Lo conferma l’autorevolissima agenzia di stampa Ansa che nel pomeriggio di oggi riferisce, senza lasciare adito ad interpretazioni: «Sono documenti già vagliati dagli inquirenti perugini e dai quali non sono scaturiti elementi ritenuti utili alle indagini quelli relativi a lavori svolti nel 2002 al ministero dell’Interno guidato allora da Claudio Scajola e oggi al centro di un articolo del Fatto. Carte comunque trasmesse dai pm del capoluogo umbro alla procura di Roma per una loro eventuale valutazione». Cosa significa? Semplice! Che i lettori del Fatto si vedono servite al mattino pseudo notizie trite, ritrite e scadute. Il motivo è presto detto ed è chiarito sempre dall’Ansa: «I lavori relativi ai condizionatori avrebbero avuto un valore di poche decine di migliaia di euro e vennero compiuti da una società che operava anche per il gruppo di Diego Anemone, il personaggio considerato al centro dell’ indagine sugli appalti per i Grandi eventi. Inchiesta incentrata invece su grandi opere pubbliche relative agli ultimi anni». Veniamo al passaggio chiave, che fa capire come – in fondo – sia la procura di Perugia stessa a smentire Marco Lillo e il Fatto Quotidiano: «Esaminando i documenti gli inquirenti perugini non avrebbero inoltre rilevato alcuna loro competenza, legata al coinvolgimento negli accertamenti dell’allora procuratore aggiunto di Roma Achille Toro. Hanno comunque deciso di inviare una copia degli atti alla procura della capitale per un eventuale approfondimento».

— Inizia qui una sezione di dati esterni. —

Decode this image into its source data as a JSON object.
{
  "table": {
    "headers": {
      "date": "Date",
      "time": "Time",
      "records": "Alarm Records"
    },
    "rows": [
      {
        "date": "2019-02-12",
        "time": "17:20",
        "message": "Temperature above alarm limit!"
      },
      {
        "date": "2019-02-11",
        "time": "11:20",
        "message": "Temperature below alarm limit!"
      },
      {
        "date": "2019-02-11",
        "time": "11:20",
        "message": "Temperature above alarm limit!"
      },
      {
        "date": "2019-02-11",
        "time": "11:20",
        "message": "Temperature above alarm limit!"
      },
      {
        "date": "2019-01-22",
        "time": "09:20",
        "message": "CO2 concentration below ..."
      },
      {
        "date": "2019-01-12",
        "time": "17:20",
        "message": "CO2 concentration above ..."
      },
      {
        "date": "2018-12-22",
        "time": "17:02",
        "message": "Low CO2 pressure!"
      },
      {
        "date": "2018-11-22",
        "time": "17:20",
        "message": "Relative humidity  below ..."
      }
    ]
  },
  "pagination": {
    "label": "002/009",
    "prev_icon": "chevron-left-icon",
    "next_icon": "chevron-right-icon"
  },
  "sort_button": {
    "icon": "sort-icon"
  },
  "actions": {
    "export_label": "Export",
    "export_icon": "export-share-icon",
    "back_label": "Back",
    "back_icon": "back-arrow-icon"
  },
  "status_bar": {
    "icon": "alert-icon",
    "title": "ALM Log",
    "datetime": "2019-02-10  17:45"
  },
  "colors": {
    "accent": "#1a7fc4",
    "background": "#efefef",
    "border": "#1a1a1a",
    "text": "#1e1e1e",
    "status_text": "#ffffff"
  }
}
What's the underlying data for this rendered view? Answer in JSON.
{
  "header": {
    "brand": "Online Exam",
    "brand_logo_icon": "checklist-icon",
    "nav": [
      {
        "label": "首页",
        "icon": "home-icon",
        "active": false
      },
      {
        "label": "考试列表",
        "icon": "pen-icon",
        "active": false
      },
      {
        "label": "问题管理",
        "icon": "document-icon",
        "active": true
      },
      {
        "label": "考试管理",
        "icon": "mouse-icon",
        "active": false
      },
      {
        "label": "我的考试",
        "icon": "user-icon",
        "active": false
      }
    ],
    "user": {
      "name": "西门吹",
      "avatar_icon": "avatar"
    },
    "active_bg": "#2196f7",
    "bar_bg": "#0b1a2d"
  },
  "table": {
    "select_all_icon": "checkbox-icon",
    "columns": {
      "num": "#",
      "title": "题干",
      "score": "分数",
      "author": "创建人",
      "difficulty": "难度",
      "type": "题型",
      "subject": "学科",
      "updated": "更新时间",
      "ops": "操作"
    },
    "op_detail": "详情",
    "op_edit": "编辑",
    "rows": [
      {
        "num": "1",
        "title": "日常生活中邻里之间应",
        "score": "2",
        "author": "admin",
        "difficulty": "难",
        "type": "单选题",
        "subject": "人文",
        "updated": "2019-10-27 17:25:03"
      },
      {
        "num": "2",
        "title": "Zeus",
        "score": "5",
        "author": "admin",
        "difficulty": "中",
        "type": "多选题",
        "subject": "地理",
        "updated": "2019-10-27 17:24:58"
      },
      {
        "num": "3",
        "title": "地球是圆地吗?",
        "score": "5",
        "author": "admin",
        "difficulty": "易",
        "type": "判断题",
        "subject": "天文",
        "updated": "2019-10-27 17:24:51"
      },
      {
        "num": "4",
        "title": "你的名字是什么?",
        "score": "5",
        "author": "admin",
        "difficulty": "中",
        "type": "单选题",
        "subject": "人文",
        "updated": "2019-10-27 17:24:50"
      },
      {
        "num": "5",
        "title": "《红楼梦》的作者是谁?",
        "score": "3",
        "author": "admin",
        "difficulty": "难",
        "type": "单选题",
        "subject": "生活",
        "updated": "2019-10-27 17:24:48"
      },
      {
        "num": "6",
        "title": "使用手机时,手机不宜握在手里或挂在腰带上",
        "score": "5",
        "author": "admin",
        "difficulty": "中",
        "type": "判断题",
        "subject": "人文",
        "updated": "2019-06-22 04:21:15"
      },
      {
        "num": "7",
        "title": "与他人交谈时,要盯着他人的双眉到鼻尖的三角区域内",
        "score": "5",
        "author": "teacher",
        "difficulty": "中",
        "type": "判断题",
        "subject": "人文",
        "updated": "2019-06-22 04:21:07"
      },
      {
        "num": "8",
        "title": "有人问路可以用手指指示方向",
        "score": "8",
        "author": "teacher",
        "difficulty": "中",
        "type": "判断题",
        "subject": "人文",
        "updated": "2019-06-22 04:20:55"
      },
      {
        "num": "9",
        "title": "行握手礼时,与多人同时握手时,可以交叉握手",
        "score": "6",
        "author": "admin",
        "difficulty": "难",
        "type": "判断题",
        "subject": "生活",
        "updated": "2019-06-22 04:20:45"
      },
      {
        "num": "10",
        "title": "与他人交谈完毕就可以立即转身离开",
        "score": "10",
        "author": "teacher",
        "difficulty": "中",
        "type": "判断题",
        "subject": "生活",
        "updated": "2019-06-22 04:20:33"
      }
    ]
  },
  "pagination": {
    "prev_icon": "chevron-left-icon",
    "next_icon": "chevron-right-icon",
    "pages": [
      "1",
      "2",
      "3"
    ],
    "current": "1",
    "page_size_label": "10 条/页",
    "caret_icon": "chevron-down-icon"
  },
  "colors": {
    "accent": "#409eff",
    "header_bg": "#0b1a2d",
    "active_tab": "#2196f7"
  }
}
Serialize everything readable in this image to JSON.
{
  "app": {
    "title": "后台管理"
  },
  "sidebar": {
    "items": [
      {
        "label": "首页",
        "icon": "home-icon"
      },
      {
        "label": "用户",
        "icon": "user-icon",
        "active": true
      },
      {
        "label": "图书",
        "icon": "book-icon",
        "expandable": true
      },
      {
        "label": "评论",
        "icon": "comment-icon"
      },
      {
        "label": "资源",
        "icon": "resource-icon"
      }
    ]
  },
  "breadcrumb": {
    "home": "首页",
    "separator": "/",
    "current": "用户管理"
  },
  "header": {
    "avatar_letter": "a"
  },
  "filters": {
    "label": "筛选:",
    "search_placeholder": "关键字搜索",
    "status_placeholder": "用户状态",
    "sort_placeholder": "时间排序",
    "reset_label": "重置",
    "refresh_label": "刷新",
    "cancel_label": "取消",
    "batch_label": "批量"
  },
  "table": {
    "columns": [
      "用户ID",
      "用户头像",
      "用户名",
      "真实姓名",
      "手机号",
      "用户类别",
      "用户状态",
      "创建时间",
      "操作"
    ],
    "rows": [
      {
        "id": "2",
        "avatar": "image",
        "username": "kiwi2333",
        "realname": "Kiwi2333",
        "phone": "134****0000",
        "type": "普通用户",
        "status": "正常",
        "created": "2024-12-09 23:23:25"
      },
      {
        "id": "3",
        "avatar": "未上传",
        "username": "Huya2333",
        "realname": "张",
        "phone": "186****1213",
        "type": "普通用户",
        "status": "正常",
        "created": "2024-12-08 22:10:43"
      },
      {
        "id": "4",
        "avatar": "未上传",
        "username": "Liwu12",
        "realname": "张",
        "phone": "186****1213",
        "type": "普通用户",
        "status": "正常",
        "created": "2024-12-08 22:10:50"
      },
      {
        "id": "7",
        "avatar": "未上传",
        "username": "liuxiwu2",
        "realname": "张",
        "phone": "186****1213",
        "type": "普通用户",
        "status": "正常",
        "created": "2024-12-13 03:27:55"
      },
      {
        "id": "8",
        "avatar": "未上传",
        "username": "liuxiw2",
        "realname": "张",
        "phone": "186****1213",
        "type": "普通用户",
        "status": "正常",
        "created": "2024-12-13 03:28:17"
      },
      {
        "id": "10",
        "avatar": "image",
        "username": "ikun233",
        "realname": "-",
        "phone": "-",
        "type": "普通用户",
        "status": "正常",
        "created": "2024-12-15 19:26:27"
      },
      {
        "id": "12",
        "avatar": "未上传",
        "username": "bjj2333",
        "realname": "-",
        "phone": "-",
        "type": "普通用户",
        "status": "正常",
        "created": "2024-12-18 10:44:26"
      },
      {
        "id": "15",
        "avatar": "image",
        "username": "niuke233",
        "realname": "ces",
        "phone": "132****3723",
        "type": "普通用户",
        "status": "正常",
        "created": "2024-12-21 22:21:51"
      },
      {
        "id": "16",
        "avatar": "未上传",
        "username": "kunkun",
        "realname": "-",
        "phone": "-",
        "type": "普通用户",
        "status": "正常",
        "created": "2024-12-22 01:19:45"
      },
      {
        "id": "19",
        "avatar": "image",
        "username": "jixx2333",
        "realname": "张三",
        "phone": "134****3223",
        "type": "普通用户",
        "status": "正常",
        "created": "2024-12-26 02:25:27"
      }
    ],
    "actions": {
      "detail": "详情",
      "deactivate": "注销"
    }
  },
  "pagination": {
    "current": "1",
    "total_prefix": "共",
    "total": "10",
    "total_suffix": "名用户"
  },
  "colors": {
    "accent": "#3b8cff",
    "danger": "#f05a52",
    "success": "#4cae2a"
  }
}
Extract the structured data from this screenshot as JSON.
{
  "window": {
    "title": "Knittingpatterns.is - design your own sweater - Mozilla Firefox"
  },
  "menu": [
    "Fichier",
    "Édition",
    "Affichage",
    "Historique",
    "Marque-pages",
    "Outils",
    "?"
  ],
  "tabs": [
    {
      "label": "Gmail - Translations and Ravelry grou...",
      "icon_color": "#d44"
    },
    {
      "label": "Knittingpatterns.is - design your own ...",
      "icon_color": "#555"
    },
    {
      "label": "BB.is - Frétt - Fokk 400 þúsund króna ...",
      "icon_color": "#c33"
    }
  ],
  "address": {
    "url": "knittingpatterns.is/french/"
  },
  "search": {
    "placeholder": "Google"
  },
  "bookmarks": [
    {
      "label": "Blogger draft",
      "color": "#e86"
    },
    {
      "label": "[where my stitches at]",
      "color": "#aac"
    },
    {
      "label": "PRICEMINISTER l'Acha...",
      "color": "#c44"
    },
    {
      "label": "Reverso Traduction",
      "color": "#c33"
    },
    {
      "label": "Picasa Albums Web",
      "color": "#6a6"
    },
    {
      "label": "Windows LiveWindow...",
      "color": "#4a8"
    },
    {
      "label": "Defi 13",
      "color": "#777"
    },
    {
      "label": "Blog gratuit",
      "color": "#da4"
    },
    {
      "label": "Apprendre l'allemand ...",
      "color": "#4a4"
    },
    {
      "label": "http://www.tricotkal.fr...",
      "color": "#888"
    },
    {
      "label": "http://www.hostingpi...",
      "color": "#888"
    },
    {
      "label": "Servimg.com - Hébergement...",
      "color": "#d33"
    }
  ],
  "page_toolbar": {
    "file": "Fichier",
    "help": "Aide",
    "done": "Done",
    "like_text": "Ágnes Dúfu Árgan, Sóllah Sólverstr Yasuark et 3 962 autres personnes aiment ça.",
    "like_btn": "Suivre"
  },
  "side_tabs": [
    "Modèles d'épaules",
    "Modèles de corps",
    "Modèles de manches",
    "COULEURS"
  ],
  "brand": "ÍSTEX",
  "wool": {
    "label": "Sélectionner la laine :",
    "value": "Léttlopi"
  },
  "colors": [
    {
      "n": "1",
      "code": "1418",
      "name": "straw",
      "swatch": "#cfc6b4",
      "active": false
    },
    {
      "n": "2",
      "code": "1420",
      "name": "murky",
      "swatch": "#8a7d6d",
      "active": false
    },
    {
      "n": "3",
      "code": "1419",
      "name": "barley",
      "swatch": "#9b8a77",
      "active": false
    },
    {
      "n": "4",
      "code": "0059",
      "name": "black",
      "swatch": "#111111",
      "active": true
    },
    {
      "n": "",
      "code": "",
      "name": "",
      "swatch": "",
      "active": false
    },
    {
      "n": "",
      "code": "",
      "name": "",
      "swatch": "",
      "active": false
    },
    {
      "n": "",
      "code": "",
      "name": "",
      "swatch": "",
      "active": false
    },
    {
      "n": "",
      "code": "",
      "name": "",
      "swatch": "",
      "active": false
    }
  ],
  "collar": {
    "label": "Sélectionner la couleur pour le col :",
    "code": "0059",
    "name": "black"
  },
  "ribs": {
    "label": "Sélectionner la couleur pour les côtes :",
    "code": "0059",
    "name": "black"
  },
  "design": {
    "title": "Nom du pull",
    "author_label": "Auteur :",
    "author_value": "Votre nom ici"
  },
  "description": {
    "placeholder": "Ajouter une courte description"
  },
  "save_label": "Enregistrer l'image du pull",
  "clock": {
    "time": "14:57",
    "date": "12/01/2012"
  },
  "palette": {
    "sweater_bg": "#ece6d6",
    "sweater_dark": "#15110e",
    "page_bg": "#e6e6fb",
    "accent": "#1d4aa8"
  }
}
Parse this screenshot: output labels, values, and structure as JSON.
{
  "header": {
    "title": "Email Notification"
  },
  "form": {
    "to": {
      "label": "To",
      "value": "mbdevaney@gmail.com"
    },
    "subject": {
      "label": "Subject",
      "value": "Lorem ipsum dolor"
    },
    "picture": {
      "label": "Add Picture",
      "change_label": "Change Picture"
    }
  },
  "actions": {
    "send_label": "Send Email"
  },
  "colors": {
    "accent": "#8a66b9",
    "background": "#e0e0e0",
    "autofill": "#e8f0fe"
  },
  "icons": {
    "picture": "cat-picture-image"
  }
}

Tradotto in parole semplici significa che la procura di Perugia – nell’ambito dell’inchiesta che sta conducendo – ha già preso ampiamente in considerazione le fatture attraverso le quali gli amici di Padellaro e Travaglio vorrebbero tirare nuovamente in causa Scajola e ha ritenuto che non ci fosse nulla su cui procedere. Poi, nel rispetto delle rispettive competenze, e dunque della legge, ha comunque rinviato ai colleghi romani gli atti. Ma se i magistrati di Perugia avessero trovato argomenti per procedere, perché mai non avrebbero dovuto farlo? Non hanno certo mancato di solerzia nei confronti di altre persone.

In pratica – tirando le somme della giornata odierna – non c’è stato nemmeno bisogno che Scajola rispondesse al Fatto Quotidiano perché la risposta l’ha data spontaneamente la stessa procura di Perugia la settimana scorsa confermando la sua innocenza, così come ha sottolineato oggi l’Ansa, che ha svelato l’ennesimo finto scoop. Una bella lezione per chi, come Marco Lillo e il Fatto Quotidiano, pensa di poter sempre insegnare ai magistrati, a tutti i magistrati, come si fa il proprio lavoro.